Random Forests - Data Exploration


Now we're going to use a large and messy data set from a familiar source object and then prepare it for analysis using Random Forests. Why do we want to use Random Forests? This will become clear very shortly.

We will use a data set of mobile phone accelerometer and gyroscope readings to create a predictive model. The data set is found in R Data form [1] on Amazon S3 and raw form at the UCI Repository [2] The data set readings encode data on mobile phone orientation and motion of the wearer of the phone.

The subject is known to be doing one of six activities - sitting, standing, lying down, walking, walking up, and walking down.


Our goal is to predict, given one data point, which activity they are doing. We set ourself a goal of creating a model with understandable variables rather than a black box model. We have the choice of creating a black box model that just has variables and coefficients. When given a data point we feed it to the model and out pops an answer. This generally works but is simply too much "magic" to give us any help in building our intuition or giving us any opportunity to use our domain knowledge.

So we are going to open the box a bit and we are going to use domain knowledge combined with the massive power of Random Forests once we have some intuition going. We find that in the long run this is a much more satisfying approach and also, it appears, a much more powerful one.

We will reduce the independent variable set to 36 variables using domain knowledge alone and then use Random Forests to predict the variable ‘activity’. This may not be the best model from the point of view of accuracy, but we want to understand what is going on and from that perspective it turns out to be much better.

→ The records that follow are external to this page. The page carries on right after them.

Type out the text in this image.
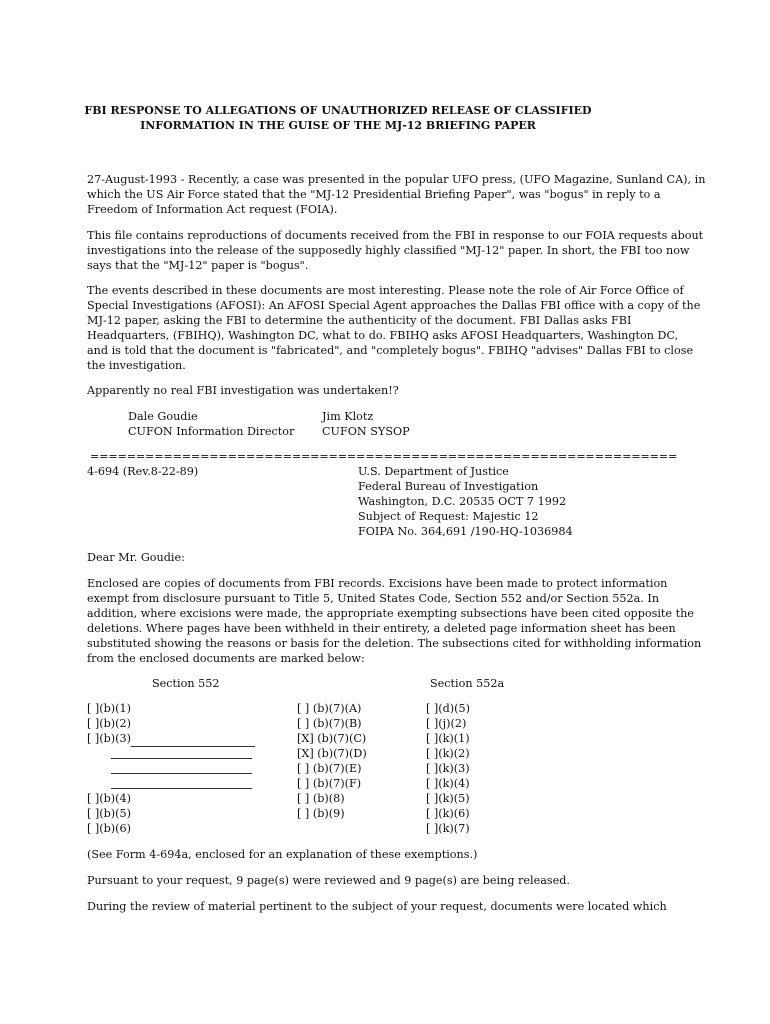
FBI RESPONSE TO ALLEGATIONS OF UNAUTHORIZED RELEASE OF CLASSIFIED
INFORMATION IN THE GUISE OF THE MJ-12 BRIEFING PAPER
27-August-1993 - Recently, a case was presented in the popular UFO press, (UFO Magazine, Sunland CA), in
which the US Air Force stated that the "MJ-12 Presidential Briefing Paper", was "bogus" in reply to a
Freedom of Information Act request (FOIA).
This file contains reproductions of documents received from the FBI in response to our FOIA requests about
investigations into the release of the supposedly highly classified "MJ-12" paper. In short, the FBI too now
says that the "MJ-12" paper is "bogus".
The events described in these documents are most interesting. Please note the role of Air Force Office of
Special Investigations (AFOSI): An AFOSI Special Agent approaches the Dallas FBI office with a copy of the
MJ-12 paper, asking the FBI to determine the authenticity of the document. FBI Dallas asks FBI
Headquarters, (FBIHQ), Washington DC, what to do. FBIHQ asks AFOSI Headquarters, Washington DC,
and is told that the document is "fabricated", and "completely bogus". FBIHQ "advises" Dallas FBI to close
the investigation.
Apparently no real FBI investigation was undertaken!?
Dale Goudie
CUFON Information Director
Jim Klotz
CUFON SYSOP
================================================================
4-694 (Rev.8-22-89)	U.S. Department of Justice
Federal Bureau of Investigation
Washington, D.C. 20535 OCT 7 1992
Subject of Request: Majestic 12
FOIPA No. 364,691 /190-HQ-1036984
Dear Mr. Goudie:
Enclosed are copies of documents from FBI records. Excisions have been made to protect information
exempt from disclosure pursuant to Title 5, United States Code, Section 552 and/or Section 552a. In
addition, where excisions were made, the appropriate exempting subsections have been cited opposite the
deletions. Where pages have been withheld in their entirety, a deleted page information sheet has been
substituted showing the reasons or basis for the deletion. The subsections cited for withholding information
from the enclosed documents are marked below:
Section 552	Section 552a
[ ](b)(1)
[ ](b)(2)
[ ](b)(3)
[ ](b)(4)
[ ](b)(5)
[ ](b)(6)
[ ] (b)(7)(A)
[ ] (b)(7)(B)
[X] (b)(7)(C)
[X] (b)(7)(D)
[ ] (b)(7)(E)
[ ] (b)(7)(F)
[ ] (b)(8)
[ ] (b)(9)
[ ](d)(5)
[ ](j)(2)
[ ](k)(1)
[ ](k)(2)
[ ](k)(3)
[ ](k)(4)
[ ](k)(5)
[ ](k)(6)
[ ](k)(7)
(See Form 4-694a, enclosed for an explanation of these exemptions.)
Pursuant to your request, 9 page(s) were reviewed and 9 page(s) are being released.
During the review of material pertinent to the subject of your request, documents were located which
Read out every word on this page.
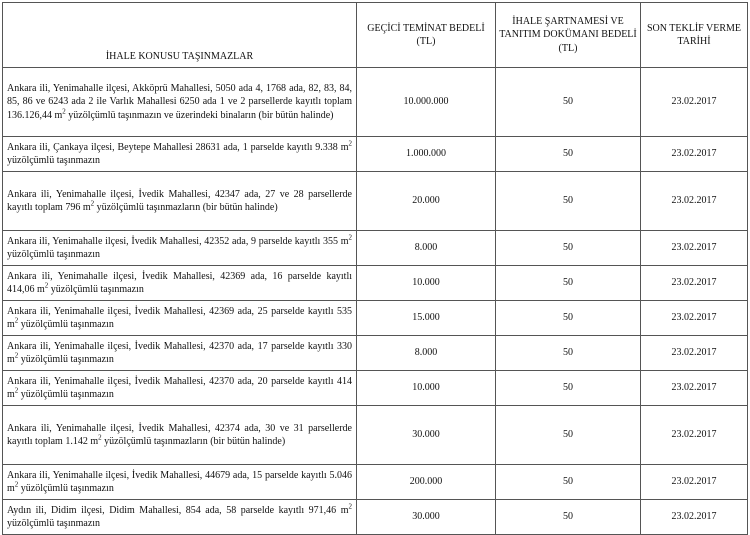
İHALE KONUSU TAŞINMAZLAR	GEÇİCİ TEMİNAT BEDELİ (TL)	İHALE ŞARTNAMESİ VE TANITIM DOKÜMANI BEDELİ (TL)	SON TEKLİF VERME TARİHİ
Ankara ili, Yenimahalle ilçesi, Akköprü Mahallesi, 5050 ada 4, 1768 ada, 82, 83, 84, 85, 86 ve 6243 ada 2 ile Varlık Mahallesi 6250 ada 1 ve 2 parsellerde kayıtlı toplam 136.126,44 $m^2$ yüzölçümlü taşınmazın ve üzerindeki binaların (bir bütün halinde)	10.000.000	50	23.02.2017
Ankara ili, Çankaya ilçesi, Beytepe Mahallesi 28631 ada, 1 parselde kayıtlı 9.338 $m^2$ yüzölçümlü taşınmazın	1.000.000	50	23.02.2017
Ankara ili, Yenimahalle ilçesi, İvedik Mahallesi, 42347 ada, 27 ve 28 parsellerde kayıtlı toplam 796 $m^2$ yüzölçümlü taşınmazların (bir bütün halinde)	20.000	50	23.02.2017
Ankara ili, Yenimahalle ilçesi, İvedik Mahallesi, 42352 ada, 9 parselde kayıtlı 355 $m^2$ yüzölçümlü taşınmazın	8.000	50	23.02.2017
Ankara ili, Yenimahalle ilçesi, İvedik Mahallesi, 42369 ada, 16 parselde kayıtlı 414,06 $m^2$ yüzölçümlü taşınmazın	10.000	50	23.02.2017
Ankara ili, Yenimahalle ilçesi, İvedik Mahallesi, 42369 ada, 25 parselde kayıtlı 535 $m^2$ yüzölçümlü taşınmazın	15.000	50	23.02.2017
Ankara ili, Yenimahalle ilçesi, İvedik Mahallesi, 42370 ada, 17 parselde kayıtlı 330 $m^2$ yüzölçümlü taşınmazın	8.000	50	23.02.2017
Ankara ili, Yenimahalle ilçesi, İvedik Mahallesi, 42370 ada, 20 parselde kayıtlı 414 $m^2$ yüzölçümlü taşınmazın	10.000	50	23.02.2017
Ankara ili, Yenimahalle ilçesi, İvedik Mahallesi, 42374 ada, 30 ve 31 parsellerde kayıtlı toplam 1.142 $m^2$ yüzölçümlü taşınmazların (bir bütün halinde)	30.000	50	23.02.2017
Ankara ili, Yenimahalle ilçesi, İvedik Mahallesi, 44679 ada, 15 parselde kayıtlı 5.046 $m^2$ yüzölçümlü taşınmazın	200.000	50	23.02.2017
Aydın ili, Didim ilçesi, Didim Mahallesi, 854 ada, 58 parselde kayıtlı 971,46 $m^2$ yüzölçümlü taşınmazın	30.000	50	23.02.2017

We use accuracy measures Positive and Negative Prediction Value, Sensitivity and Specificity to rate our model.

Data Cleanup

  • The given data set contains activity data for 21 subjects.
  • The data set has 7,352 rows with 561 numeric data columns plus 2 columns ‘subject’, an integer, and ‘activity’, a character string.
  • Since we have 563 total columns we will dispense with the step of creating a formal data dictionary and refer to feature_info.txt instead

  • Initial exploration of the data shows it has dirty column name text with a number of problems:

    • Duplicate column names - multiple occurrences.
    • Inclusion of ( ) in column names.
    • Extra ) in some column names.
    • Inclusion of ‘-’ in column names.
    • Inclusion of multiple ‘,’ in column names
    • Many column names contain “BodyBody” which we assume is a typo.
In [1]:
%pylab inline
import pandas as pd
df = pd.read_csv('../datasets/samsung/samsungdata.csv')
Populating the interactive namespace from numpy and matplotlib
  • We change ‘activity’ to be a categorical variable
  • We keep ‘subject’ as integer

We want to create an interpretable model rather than use Random Forests as a black box. So we will need to understand our variables and leverage our intuition about them.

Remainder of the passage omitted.